Ayat Hakim-Hakim 6:26 menceritakan momen krusial dalam kehidupan Gideon, seorang hakim Israel yang dipanggil Allah untuk menyelamatkan bangsanya dari penindasan Midian. Dalam menghadapi ketakutan dan keraguan yang melingkupinya, perintah untuk membangun mezbah dan mempersembahkan korban adalah sebuah instruksi yang mendalam, lebih dari sekadar ritual. Ini adalah panggilan untuk mengakui kedaulatan Allah dan untuk menyelaraskan diri dengan kehendak-Nya.

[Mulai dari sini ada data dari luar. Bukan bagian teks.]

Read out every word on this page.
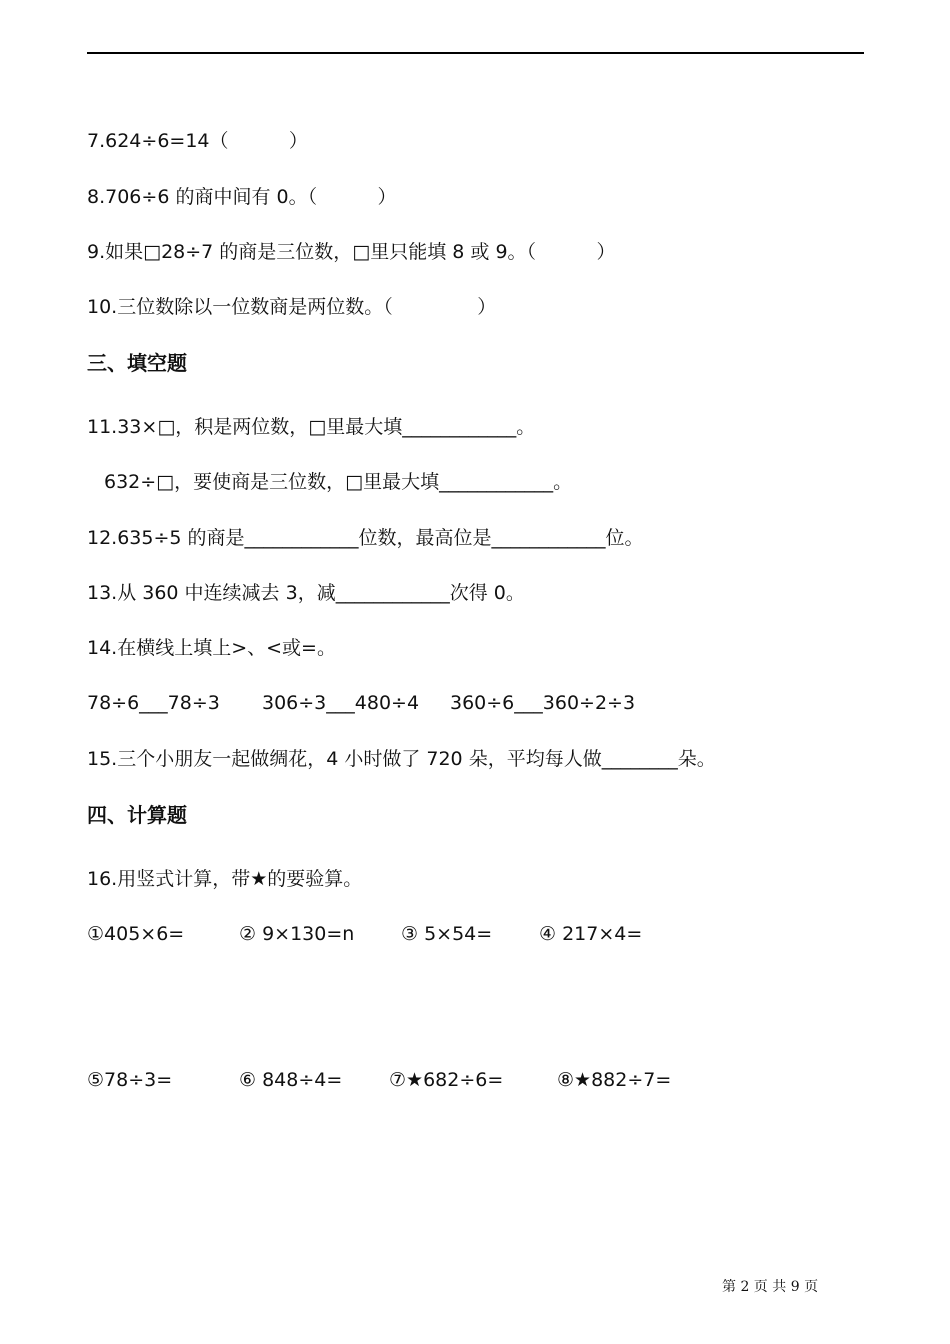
7.624÷6=14（          ）
8.706÷6 的商中间有 0。（          ）
9.如果□28÷7 的商是三位数，□里只能填 8 或 9。（          ）
10.三位数除以一位数商是两位数。（              ）
三、填空题
11.33×□，积是两位数，□里最大填____________。
632÷□，要使商是三位数，□里最大填____________。
12.635÷5 的商是____________位数，最高位是____________位。
13.从 360 中连续减去 3，减____________次得 0。
14.在横线上填上>、<或=。
78÷6___78÷3 306÷3___480÷4 360÷6___360÷2÷3
15.三个小朋友一起做绸花，4 小时做了 720 朵，平均每人做________朵。
四、计算题
16.用竖式计算，带★的要验算。
①405×6=	② 9×130=n ③ 5×54= ④ 217×4=
⑤78÷3=	⑥ 848÷4= ⑦★682÷6=	⑧★882÷7=
第 2 页 共 9 页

Di tengah kondisi bangsa Israel yang dilanda kemiskinan dan ketakutan akibat serangan Midian yang rutin, Gideon ragu akan kemampuannya sendiri. Ia merasa kecil dan tidak berarti untuk memimpin sebuah bangsa. Namun, Allah tidak melihat Gideon sebagaimana Gideon melihat dirinya sendiri. Allah melihat potensi, keberanian yang terpendam, dan hati yang mau taat. Perintah untuk membangun mezbah di "tempatnya yang teratur" menyiratkan bahwa ada sebuah tatanan ilahi yang harus dipulihkan. Ini bukan tentang mendirikan struktur fisik semata, melainkan tentang mengembalikan fokus dan prioritas bangsa kepada Allah, sumber kekuatan sejati mereka.
Membangun mezbah dalam konteks ini bukan hanya tentang memenuhi perintah, tetapi tentang sebuah tindakan iman. Gideon harus mengumpulkan kayu bakar, menyiapkan korban bakaran, dan menyalakannya dengan api. Proses ini membutuhkan waktu, usaha, dan keyakinan bahwa Allah akan menerima persembahannya. Ketaatan Gideon dalam membangun mezbah menjadi permulaan peneguhan ilahi. Allah tidak hanya menerima korban tersebut, tetapi juga menggunakan api dari surga untuk membakarnya, sebuah tanda yang sangat kuat dari penerimaan dan kuasa Allah. Kejadian ini menjadi titik balik bagi Gideon, memberinya keyakinan yang lebih besar untuk menjalankan tugas yang dipercayakan kepadanya.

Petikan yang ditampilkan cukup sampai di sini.